Finalement, le risque principal de ces systèmes pourrait être… que les humains leur fassent trop confiance. "Les IA comme ChatGPT sont pensées pour générer le texte le plus probable, pas dire la vérité", rappelle Jean-Gabriel Ganascia. Leurs concepteurs assurent faire beaucoup d’efforts pour que leurs systèmes puissent s'en tenir aux faits, mais ils font encore régulièrement des erreurs et ne "réfléchissent" pas à ce qu'ils écrivent.

"Ces erreurs peuvent être très difficiles à détecter, car ChatGPT écrit toujours avec beaucoup de confiance", pointe Alexandre Lebrun.

Si les entreprises décident d'utiliser ces IA pour traiter leurs données ou écrire leurs rapports, ou si les chatbots comme Bard remplacent la recherche sur internet traditionnelle, les IA pourraient multiplier les erreurs là où elles sont utilisées – et sans avoir fait lesdites recherches, difficile de séparer le vrai du faux.

Pour beaucoup d'usages, "il faudra garder un humain expert dans la boucle", rappelle Laurence Devillers – ce qui risque de réduire les gains de temps apportés par ces systèmes. "Si l'IA se trompe et prescrit par exemple des actes médicaux inutiles (ou pire), ça engendrerait des dépenses supplémentaires pour la société, alors que l'argent aurait pu aller à des personnes qui en ont vraiment besoin", ajoute-t-elle.

"J’ai l’impression qu'on joue avec le feu en déléguant des tâches importantes à ces machines", estime Laurence Devillers.

"Il faut s'interroger sur ceux qui créent ces IA"

Enfin, en se préoccupant uniquement de risques lointains et apocalyptiques, on pourrait oublier de prendre en compte des conséquences beaucoup plus actuelles. Comme la concentration rapide du pouvoir et des données aux mains des principales entreprises du secteur, dont OpenAI.

"Il ne faut pas avoir peur des IA, mais il faut s'interroger sur ceux qui les créent", estime Thomas Wolf.

Même chose pour l'impact environnemental croissant des IA, les risques de biais sociaux dangereux dans leurs résultats, l'importance du travail humain sous-traité dans des pays à faible revenu. "Ces responsabilités n'incombent pas aux machines, mais à leurs créateurs", écrivent les chercheuses en éthique de l'IA Timnit Gebru et Margaret Mitchell, évincées de chez Google, dans une lettre publiée en réponse à l'appel au moratoire.

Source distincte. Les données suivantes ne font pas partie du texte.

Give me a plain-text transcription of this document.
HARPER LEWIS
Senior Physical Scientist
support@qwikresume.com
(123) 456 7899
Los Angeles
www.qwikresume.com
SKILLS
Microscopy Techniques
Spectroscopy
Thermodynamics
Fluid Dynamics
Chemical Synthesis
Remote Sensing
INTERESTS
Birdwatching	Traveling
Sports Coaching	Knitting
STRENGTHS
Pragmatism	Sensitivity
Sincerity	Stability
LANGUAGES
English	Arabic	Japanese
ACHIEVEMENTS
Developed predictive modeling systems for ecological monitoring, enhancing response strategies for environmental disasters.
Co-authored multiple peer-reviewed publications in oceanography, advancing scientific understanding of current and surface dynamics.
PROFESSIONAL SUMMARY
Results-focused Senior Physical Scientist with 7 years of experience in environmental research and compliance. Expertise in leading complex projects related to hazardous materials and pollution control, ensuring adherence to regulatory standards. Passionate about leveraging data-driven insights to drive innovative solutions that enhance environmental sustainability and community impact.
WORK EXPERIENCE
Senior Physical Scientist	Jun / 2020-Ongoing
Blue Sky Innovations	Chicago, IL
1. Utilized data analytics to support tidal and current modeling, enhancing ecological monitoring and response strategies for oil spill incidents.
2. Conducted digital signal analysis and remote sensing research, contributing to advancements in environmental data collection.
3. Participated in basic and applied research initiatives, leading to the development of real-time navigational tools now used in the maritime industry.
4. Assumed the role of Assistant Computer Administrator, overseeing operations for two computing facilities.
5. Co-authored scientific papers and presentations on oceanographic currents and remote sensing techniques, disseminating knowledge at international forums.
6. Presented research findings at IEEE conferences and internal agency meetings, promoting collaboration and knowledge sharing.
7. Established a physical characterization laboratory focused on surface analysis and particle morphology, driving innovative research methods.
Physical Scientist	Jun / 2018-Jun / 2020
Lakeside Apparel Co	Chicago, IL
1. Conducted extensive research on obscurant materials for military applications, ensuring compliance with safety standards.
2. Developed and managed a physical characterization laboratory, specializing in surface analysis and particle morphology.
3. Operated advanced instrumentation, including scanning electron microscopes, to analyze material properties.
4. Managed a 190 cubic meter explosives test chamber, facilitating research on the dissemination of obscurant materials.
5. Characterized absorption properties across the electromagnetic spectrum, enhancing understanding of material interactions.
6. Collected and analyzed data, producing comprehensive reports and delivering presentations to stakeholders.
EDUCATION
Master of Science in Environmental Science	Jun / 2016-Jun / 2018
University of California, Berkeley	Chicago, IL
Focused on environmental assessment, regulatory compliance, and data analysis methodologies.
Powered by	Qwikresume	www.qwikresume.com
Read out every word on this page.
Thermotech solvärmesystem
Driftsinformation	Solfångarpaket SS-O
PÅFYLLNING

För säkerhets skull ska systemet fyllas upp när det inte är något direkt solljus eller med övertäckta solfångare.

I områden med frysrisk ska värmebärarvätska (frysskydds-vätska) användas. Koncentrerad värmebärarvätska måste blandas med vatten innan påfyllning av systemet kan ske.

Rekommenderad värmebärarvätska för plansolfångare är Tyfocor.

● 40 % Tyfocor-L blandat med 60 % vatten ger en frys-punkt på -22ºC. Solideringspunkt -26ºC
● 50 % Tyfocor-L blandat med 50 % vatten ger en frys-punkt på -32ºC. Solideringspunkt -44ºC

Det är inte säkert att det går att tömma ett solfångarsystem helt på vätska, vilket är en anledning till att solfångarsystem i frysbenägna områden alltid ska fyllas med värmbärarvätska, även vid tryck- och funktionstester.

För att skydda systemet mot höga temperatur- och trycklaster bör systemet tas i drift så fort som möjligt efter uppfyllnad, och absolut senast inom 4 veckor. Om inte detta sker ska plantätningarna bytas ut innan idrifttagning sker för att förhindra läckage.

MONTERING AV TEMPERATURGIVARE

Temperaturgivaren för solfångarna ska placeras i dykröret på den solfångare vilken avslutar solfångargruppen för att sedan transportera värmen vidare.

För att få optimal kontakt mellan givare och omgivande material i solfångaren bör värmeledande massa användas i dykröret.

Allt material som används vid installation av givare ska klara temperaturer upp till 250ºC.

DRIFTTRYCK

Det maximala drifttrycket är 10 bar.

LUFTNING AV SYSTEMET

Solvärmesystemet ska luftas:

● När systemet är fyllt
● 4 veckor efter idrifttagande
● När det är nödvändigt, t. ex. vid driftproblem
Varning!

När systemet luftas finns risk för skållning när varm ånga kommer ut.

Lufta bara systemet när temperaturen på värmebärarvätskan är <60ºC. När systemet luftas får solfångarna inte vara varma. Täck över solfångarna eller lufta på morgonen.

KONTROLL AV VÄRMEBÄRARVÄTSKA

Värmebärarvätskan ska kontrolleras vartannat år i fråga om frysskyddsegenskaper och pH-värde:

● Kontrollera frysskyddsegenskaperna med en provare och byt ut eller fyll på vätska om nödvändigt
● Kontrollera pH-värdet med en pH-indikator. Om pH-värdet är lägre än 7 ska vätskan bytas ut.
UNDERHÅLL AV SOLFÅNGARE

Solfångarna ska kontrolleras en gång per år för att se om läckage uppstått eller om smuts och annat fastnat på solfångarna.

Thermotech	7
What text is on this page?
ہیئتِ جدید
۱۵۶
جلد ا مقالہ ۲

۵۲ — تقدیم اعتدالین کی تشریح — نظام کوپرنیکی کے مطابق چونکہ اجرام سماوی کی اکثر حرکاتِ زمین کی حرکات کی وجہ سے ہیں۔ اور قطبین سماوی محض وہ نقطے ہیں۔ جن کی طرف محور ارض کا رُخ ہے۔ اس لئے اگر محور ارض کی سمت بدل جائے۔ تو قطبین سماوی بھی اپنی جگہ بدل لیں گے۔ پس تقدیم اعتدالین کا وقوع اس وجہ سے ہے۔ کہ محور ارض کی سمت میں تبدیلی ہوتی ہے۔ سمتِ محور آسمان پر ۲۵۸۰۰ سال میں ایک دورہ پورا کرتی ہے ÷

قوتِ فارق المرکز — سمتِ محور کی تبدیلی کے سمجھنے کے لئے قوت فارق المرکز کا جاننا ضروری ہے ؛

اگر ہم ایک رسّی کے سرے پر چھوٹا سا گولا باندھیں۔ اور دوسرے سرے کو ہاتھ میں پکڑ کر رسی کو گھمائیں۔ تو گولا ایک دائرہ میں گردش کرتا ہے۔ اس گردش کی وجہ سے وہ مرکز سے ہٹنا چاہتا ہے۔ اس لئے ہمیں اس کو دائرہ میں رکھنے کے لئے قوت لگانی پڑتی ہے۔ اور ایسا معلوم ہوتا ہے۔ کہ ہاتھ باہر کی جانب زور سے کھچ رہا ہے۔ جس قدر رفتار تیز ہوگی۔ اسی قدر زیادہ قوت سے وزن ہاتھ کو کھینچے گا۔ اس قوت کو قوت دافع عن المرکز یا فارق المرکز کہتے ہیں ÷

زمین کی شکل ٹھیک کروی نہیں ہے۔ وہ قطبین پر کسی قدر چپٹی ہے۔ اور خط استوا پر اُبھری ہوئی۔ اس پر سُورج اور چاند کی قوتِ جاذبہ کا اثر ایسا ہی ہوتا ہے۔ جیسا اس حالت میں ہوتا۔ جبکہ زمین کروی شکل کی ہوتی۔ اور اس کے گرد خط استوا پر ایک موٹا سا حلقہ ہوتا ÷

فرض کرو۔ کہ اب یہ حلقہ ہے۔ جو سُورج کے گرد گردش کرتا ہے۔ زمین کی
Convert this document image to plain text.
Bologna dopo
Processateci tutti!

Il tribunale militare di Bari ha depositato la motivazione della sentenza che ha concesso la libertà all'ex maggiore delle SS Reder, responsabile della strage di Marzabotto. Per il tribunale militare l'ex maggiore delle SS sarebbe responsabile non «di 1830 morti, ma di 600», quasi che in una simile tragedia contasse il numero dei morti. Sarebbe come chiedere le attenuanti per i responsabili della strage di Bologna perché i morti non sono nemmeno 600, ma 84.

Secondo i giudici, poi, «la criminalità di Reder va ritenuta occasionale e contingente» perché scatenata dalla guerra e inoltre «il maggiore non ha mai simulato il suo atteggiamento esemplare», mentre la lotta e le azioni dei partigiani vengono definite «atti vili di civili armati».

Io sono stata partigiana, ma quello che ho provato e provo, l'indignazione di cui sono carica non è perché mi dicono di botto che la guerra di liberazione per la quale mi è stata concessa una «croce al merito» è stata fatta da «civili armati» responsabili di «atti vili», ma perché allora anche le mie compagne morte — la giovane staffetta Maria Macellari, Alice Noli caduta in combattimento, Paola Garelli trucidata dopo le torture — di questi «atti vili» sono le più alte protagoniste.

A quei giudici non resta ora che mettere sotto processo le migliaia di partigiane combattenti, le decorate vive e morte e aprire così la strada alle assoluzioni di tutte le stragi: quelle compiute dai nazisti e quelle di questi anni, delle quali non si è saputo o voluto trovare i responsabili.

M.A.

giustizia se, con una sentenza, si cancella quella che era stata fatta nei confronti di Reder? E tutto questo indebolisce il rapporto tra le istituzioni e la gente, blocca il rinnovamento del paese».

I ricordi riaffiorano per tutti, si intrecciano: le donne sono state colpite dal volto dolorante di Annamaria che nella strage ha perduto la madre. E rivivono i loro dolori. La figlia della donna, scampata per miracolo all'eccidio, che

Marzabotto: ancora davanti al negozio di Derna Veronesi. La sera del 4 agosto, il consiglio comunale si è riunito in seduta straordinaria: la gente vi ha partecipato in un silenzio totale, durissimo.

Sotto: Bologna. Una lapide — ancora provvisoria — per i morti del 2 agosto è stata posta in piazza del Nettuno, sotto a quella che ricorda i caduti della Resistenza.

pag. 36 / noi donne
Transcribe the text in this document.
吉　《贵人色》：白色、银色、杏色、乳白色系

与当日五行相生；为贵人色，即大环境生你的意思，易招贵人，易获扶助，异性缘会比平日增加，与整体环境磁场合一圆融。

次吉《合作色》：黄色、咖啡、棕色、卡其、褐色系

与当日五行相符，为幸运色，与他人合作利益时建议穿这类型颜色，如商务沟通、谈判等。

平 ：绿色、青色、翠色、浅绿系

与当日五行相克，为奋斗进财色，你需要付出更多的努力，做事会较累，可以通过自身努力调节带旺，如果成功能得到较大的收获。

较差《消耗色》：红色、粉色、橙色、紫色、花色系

Pour les spécialistes interrogés par Tech&Co, ces préoccupations ne doivent cependant pas inciter à mettre l'IA générative sous cloche. "L’électricité apportait aussi des bénéfices et des risques, et on a créé des systèmes pour la maîtriser, comme pour tout outil puissant", compare Alexandre Lebrun. "Ce ne serait pas éthique de ne pas explorer ces voies-là vu les bénéfices possibles pour la société, mais il ne faut pas le faire n'importe comment", résume Laurence Devillers. Reste donc à trouver la bonne méthode.